At the end of September, the moon is full and because it is also the equinox, the tides are some of the highest of the year. The ‘Spring tide’ on the Swale fills the estuary and appears to almost drown the land. If the sea level rises as predicted then the coastal grazing marshes and reedbeds will be soon be permanently inundated. Today in the sunshine and a brisk westerly, the waters don’t break over the sea walls, just submerge nearly all of the upper saltmarsh. At high water, an assortment of boats move on the Swale and the Oare and the estuary birds shelter in large flocks at traditional high tide roosts such as on the East Flood at Oare Marshes and the tip of Shellness.

It needs a ‘storm surge’ caused by a rare combination of low atmospheric pressure and high winds from a storm to lift and push the water’s higher sometimes by one or two metres. The most infamous was the nearly three metre surge that ran down the North Sea and drowned the east coast of England on the last day of January 1953. The result was the death of more than 300 people mainly in East Anglia; the Netherlands lost over 1,800. The devastation brought about great improvements in flood warning communications because, whilst the surge was correctly predicted, none of the coastal communities received any warning. The 1958 opera Noye’s Fludde by Benjamin Britten was probably influenced by the event; he lived on the low lying coast of shingle and gorse at Aldeburgh for most of his life.

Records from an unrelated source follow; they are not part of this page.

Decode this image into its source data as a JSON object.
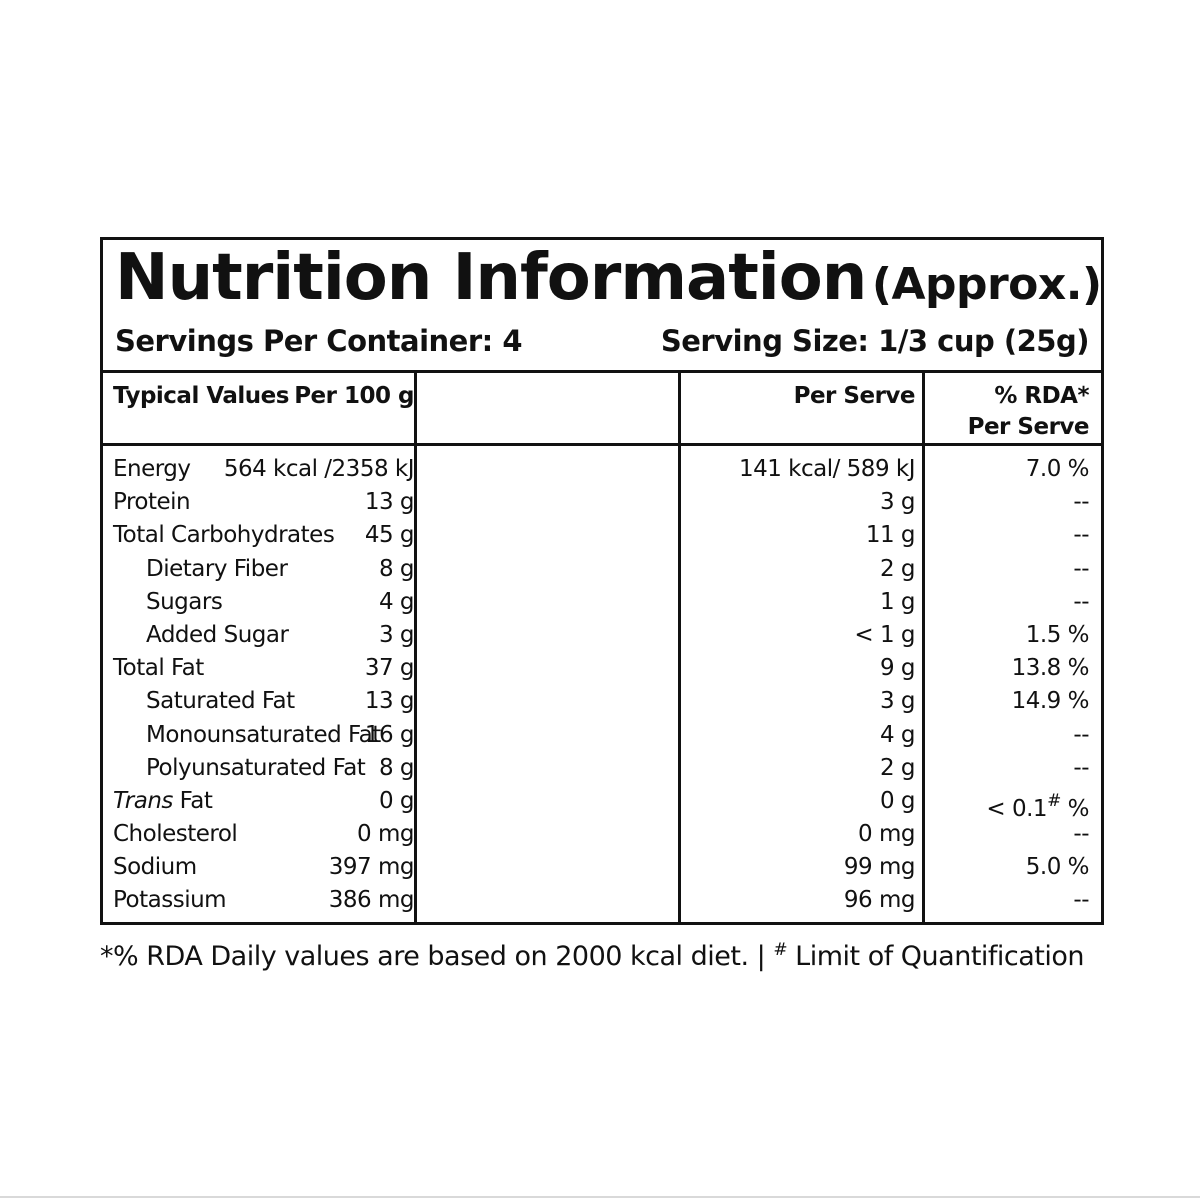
{
  "label": {
    "title": "Nutrition Information",
    "title_suffix": "(Approx.)",
    "servings_per_container": "Servings Per Container: 4",
    "serving_size": "Serving Size: 1/3 cup (25g)"
  },
  "columns": {
    "typical_values": "Typical Values",
    "per_100g": "Per 100 g",
    "per_serve": "Per Serve",
    "rda_line1": "% RDA*",
    "rda_line2": "Per Serve"
  },
  "rows": [
    {
      "name": "Energy",
      "per_100g": "564 kcal /2358 kJ",
      "per_serve": "141 kcal/ 589 kJ",
      "rda": "7.0 %"
    },
    {
      "name": "Protein",
      "per_100g": "13 g",
      "per_serve": "3 g",
      "rda": "--"
    },
    {
      "name": "Total Carbohydrates",
      "per_100g": "45 g",
      "per_serve": "11 g",
      "rda": "--"
    },
    {
      "name": "Dietary Fiber",
      "per_100g": "8 g",
      "per_serve": "2 g",
      "rda": "--"
    },
    {
      "name": "Sugars",
      "per_100g": "4 g",
      "per_serve": "1 g",
      "rda": "--"
    },
    {
      "name": "Added Sugar",
      "per_100g": "3 g",
      "per_serve": "< 1 g",
      "rda": "1.5 %"
    },
    {
      "name": "Total Fat",
      "per_100g": "37 g",
      "per_serve": "9 g",
      "rda": "13.8 %"
    },
    {
      "name": "Saturated Fat",
      "per_100g": "13 g",
      "per_serve": "3 g",
      "rda": "14.9 %"
    },
    {
      "name": "Monounsaturated Fat",
      "per_100g": "16 g",
      "per_serve": "4 g",
      "rda": "--"
    },
    {
      "name": "Polyunsaturated Fat",
      "per_100g": "8 g",
      "per_serve": "2 g",
      "rda": "--"
    },
    {
      "name_italic": "Trans",
      "name_rest": " Fat",
      "per_100g": "0 g",
      "per_serve": "0 g",
      "rda_value": "< 0.1",
      "rda_hash": "#",
      "rda_unit": " %"
    },
    {
      "name": "Cholesterol",
      "per_100g": "0 mg",
      "per_serve": "0 mg",
      "rda": "--"
    },
    {
      "name": "Sodium",
      "per_100g": "397 mg",
      "per_serve": "99 mg",
      "rda": "5.0 %"
    },
    {
      "name": "Potassium",
      "per_100g": "386 mg",
      "per_serve": "96 mg",
      "rda": "--"
    }
  ],
  "footnote": {
    "rda_note": "*% RDA Daily values are based on 2000 kcal diet.",
    "separator": "|",
    "hash": "#",
    "loq_note": " Limit of Quantification"
  }
}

The pattern of the tide creates an unceasing cycle of feeding and enforced resting and roosting; for the waders it often appears a race to claim the best feeding spots as the high tide ebbs and exposes the first section of mud replete with molluscs and worms. Each wader species has a bill adapted to forage for different-sized prey that live at different depths; for the swans and ducks it is the algae and eelgrass on the surface that is grazed. At low tide on a still evening the typical assemblage of mute swan, teal and redshank feed and preen in the shallows on a small inlet off the Medway Estuary. The rigours of winter, especially periods with freezing temperatures, will soon demand less loafing and more time feeding to maintain condition.